İngilizlerin Filistin devletinin tanınmasını "şartlara" bağlaması ise tam bir ikiyüzlülüktür. Balfour Deklarasyonu ile bu trajedinin temellerini atan, "böl ve yönet" politikasıyla Orta Doğu'yu kaosa sürükleyen İngiltere, şimdi kurban halka şartlar koşuyor. Hint alt kıtasındaki milyonlarca ölümün, Irak'taki petrol savaşlarının, İran'daki darbelerin arkasındaki İngiltere, hangi ahlaki zeminden konuşuyor?
Amerika'nın tutumu ise en çelişkili olanıdır. Bir yandan "demokrasi ve insan hakları" söylemiyle dünyayı yargılarken, diğer yandan İsrail'e koşulsuz silah desteği sunuyor. Vietnam'da, Irak'ta, Libya'da, Afganistan'da milyonlarca sivilin kanına giren Amerika, Gazze'deki katliam karşısında "İsrail'in kendini savunma hakkı" diyor. Epstein skandalında bile Yahudi bağlantılarına işaret etmesi, kendi elit çevrelerinin pisliklerini etnik kimlik üzerinden temizleme çabası değil de nedir?
Peki, bu sahte pozların ötesinde gerçek ahlaki üstünlük nasıl kazanılır?
Gerçek ahlaki hesaplaşma
Mesele şu ki her toplum, her din, her ideoloji karanlık yanlara sahiptir. Sorun; sadece bir tarafı suçlayıp diğerini aklamakta değil, herkesi kendi gerçeğiyle yüzleştirmekte. Oysa medya ve siyaset her kötülüğün arkasında aynı failin olduğuna vurgu yaparak, bireysel ve toplumsal sorumluluktan kaçmaya çalışıyor. Çünkü böyle düşündüğümüzde, "suçlu" belliyse biz suçsuzuz, yapacak bir şeyimiz yok, değiştirebileceğimiz hiçbir şey yok.
Tüm bu sahte ahlaki üstünlük arayışları, gerçek bir hesaplaşmadan kaçma çabasıdır.
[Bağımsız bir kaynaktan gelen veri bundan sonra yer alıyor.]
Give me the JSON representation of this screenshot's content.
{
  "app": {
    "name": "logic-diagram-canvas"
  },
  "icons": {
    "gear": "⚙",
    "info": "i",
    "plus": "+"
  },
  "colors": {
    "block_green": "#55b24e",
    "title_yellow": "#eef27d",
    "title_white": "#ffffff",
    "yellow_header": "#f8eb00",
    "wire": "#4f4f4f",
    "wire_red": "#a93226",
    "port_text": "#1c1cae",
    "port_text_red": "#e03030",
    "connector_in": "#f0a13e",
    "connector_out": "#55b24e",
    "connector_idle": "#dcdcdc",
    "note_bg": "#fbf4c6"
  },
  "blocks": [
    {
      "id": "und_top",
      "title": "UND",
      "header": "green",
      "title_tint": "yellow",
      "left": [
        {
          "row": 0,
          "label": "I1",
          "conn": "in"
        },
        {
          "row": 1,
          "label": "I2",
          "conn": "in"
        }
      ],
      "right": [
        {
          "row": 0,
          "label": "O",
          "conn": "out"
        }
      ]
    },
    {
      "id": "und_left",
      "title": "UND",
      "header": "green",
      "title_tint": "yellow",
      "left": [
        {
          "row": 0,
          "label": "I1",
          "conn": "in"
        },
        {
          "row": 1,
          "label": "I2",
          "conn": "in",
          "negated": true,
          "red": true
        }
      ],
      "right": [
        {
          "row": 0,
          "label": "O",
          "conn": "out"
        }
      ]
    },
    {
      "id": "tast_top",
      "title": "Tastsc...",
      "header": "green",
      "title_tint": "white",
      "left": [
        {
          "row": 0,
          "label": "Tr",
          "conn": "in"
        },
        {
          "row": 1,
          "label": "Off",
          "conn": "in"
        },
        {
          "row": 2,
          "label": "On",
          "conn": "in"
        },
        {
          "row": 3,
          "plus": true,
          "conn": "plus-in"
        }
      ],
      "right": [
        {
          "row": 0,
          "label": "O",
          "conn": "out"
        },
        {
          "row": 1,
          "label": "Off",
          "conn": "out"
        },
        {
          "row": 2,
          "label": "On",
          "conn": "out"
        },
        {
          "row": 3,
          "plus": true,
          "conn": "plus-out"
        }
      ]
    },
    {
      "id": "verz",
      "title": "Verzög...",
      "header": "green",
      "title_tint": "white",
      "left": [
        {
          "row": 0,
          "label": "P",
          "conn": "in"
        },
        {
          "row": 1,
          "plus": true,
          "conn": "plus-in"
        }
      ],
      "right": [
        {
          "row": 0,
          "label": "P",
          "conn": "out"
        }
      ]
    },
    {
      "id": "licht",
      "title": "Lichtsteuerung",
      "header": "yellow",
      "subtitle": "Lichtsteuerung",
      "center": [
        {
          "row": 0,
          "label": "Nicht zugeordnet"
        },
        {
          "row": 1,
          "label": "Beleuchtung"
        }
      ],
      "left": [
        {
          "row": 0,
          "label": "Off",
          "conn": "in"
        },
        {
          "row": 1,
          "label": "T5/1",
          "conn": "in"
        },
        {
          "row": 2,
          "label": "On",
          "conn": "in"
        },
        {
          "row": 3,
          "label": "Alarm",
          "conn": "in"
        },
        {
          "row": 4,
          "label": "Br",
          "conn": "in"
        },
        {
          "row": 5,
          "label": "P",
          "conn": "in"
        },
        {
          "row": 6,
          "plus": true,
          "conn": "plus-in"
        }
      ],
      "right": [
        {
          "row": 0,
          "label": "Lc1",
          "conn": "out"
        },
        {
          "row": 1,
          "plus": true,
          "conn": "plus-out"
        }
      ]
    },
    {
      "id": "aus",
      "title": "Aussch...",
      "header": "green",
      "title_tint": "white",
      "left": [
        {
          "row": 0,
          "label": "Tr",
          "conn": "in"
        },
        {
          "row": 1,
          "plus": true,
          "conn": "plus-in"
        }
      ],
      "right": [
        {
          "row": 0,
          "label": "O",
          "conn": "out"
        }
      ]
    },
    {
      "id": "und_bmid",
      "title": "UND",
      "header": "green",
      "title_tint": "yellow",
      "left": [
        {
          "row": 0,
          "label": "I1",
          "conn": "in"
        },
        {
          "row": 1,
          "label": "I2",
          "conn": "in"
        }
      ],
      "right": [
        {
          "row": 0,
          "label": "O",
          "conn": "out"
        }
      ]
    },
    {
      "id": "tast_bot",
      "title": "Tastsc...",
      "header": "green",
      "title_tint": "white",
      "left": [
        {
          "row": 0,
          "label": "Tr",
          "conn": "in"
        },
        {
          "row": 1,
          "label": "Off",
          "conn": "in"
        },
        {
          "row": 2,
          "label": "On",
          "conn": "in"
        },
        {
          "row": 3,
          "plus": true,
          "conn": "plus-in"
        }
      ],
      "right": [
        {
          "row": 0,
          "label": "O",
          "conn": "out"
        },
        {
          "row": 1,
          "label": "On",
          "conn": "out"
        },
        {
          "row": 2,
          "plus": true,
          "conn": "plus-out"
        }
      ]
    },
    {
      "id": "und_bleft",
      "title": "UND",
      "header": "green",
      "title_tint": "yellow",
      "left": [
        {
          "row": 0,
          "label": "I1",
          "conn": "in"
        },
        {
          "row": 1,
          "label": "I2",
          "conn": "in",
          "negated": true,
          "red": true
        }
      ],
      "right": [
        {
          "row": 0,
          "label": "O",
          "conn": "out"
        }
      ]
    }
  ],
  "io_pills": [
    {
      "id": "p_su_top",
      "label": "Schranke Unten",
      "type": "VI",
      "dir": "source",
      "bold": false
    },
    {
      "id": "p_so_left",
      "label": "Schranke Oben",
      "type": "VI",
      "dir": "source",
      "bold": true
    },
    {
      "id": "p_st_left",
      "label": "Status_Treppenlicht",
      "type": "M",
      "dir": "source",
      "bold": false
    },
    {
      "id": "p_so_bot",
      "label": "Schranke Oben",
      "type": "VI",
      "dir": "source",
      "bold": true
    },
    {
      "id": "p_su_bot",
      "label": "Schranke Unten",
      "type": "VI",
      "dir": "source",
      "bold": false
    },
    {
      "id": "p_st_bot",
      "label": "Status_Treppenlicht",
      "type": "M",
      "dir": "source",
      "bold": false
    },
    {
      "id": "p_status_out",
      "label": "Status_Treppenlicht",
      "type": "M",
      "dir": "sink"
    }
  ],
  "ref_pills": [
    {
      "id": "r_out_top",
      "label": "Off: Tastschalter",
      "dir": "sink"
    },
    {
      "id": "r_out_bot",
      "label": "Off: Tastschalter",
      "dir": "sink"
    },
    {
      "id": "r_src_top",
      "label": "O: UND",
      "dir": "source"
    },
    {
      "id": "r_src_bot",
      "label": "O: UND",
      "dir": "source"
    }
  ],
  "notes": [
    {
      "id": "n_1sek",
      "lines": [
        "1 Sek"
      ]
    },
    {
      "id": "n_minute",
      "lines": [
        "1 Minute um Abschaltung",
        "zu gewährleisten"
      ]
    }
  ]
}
Avrupa, Amerika ve onların uzantısı İsrail, kendi tarihsel suçlarıyla yüzleşmek yerine yeni kurbanlar yaratarak vicdanlarını temizlemeye çalışıyor. Ancak gerçek ahlaki üstünlük, kendi karanlık tarihiyle hesaplaşmaktan, adaletsizlikleri kabul etmekten ve bunları telafi etmekten geçer.
Filistin davası, sadece bir toprak meselesi değildir. Bu, insanlığın vicdanının imtihanıdır. Yahudi asıllı entelektüellerin, akademisyenlerin, sanatçıların İsrail'i eleştirmesi, Güney Afrika'daki apartheid karşıtı mücadeleyi destekleyen Yahudilerin tavırları gibi, gerçek ahlaki duruşun örnekleridir ancak yetmez.
Miriam Margolyes'in "Hitler kazandı, bizi değiştirdi, bizi kendisi gibi yaptı” itirafı, bu hesaplaşmanın acı ama gerekli bir dışa vurumudur. Çünkü gerçek ahlaki üstünlük, kendi halkının yanlışlarına karşı çıkma cesaretinden, mazlumun yanında durma kararlılığından, geçmişin hatalarını tekrarlamamaktan gelir.
Sonuç olarak, “ahlaki üstünlüğü” iddia eden değil, her koşulda adaleti savunan ve uygulayan kazanacaktır. Tarihiyle yüzleşen, mağdura sahip çıkan, güçlünün değil haklının yanında duran toplumlar, gerçek medeniyetin temsilcileri olacaktır.
Yahudilerin de dünyada çok büyük bir hızla yükselen anti-semitizmle başa çıkması için, aynı toprakları paylaştıkları insanları yok etme üzerine kurulu “var olma hakkının” sonsuza kadar korunamayacağını, bunun sürdürülemeyeceğini anlaması için böyle bir hesaplaşmaya ihtiyacı var. Aksi hâlde İsrail hükûmetinin katliamlarıyla tarihe geçtiği gibi, Yahudi toplumu da “Barış istiyoruz” sözleriyle kestikleri sahte ahlaki pozlarıyla tarih sayfalarındaki yerlerini “soykırımcı” kimliğiyle alacaklar.